Toiling, earning approval, working, pleasing, good performance...it doesn't fill from the inside. It may get you noticed, it may get you praised, but it's not true love. It doesn't fill. What if my kids' insides don't match their outsides?
Tears start down my cheeks.
"What if their insides don't match their outsides?" I silently pray. "I don't want them to do in order to be filled. They are enough; they are good! I want their insides to match their outsides! Help me to teach them something I still don't get!"
"Colleen, it's almost 10:30," John yells downstairs.
"I'm coming," I shout back. I wipe my tears. "I can't even get to church on time. How am I supposed to raise five kids AND teach God's loves. I don't feel it either."
"Patrick, Meaghan, let's go," I yell as I grab the van keys. "We're late."
Buckling into our seats, Meaghan asks, "Mom, why isn't Dad going to Mass?"
"He's sick, remember, Meaghan? He can't go to church because he hurt his eye. But God knows; He understands."
"I know, Mom," she says. "He loves Dad, it's just Dad can't go today."
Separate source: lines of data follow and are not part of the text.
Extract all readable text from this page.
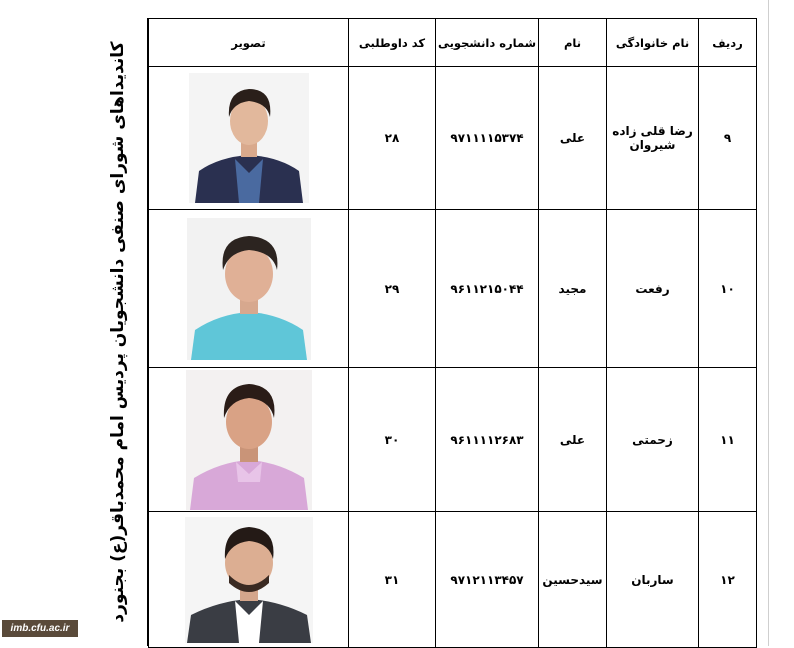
کاندیداهای شورای صنفی دانشجویان پردیس امام محمدباقر(ع) بجنورد	ردیف	نام خانوادگی	نام	شماره دانشجویی	کد داوطلبی	تصویر
۹	رضا قلی زاده شیروان	علی	۹۷۱۱۱۱۵۳۷۴	۲۸	

۱۰	رفعت	مجید	۹۶۱۱۲۱۵۰۴۴	۲۹	

۱۱	زحمتی	علی	۹۶۱۱۱۱۲۶۸۳	۳۰	

۱۲	ساربان	سیدحسین	۹۷۱۲۱۱۳۴۵۷	۳۱	
imb.cfu.ac.ir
"That's right. He loves those people who don't ever go to church, too. He loves everyone, even people different from us like drug addicts, and drunks, and murderers. Did you guys know that?" I look into the rear view mirror, my sunglasses shielding my eyes.
"Yeah, Mom," Patrick chimes in. "We know. It's just those people, like the people in jail--their outsides don't match their insides. Their insides are good but their outsides aren't."
I stop cold. Did he just say that?
Their insides are good but their outsides aren't. He says what I still don't know, what I still don't live, what I've been so worried they didn't understand.
But they do.
I begin to cry again. My sunglasses hide my tears. This time I'm crying tears of joy.
Genesis 1:27 God created man in his image; in the divine image he created him; male and female he created them.
Genesis 1: 31 God looked at everything he had made, and he found it very good.
---Another one from the archives. I'm always surprised the way the summer heat and the summer pregnancy leave me wiped out. Years have passed but I'm still learning this one.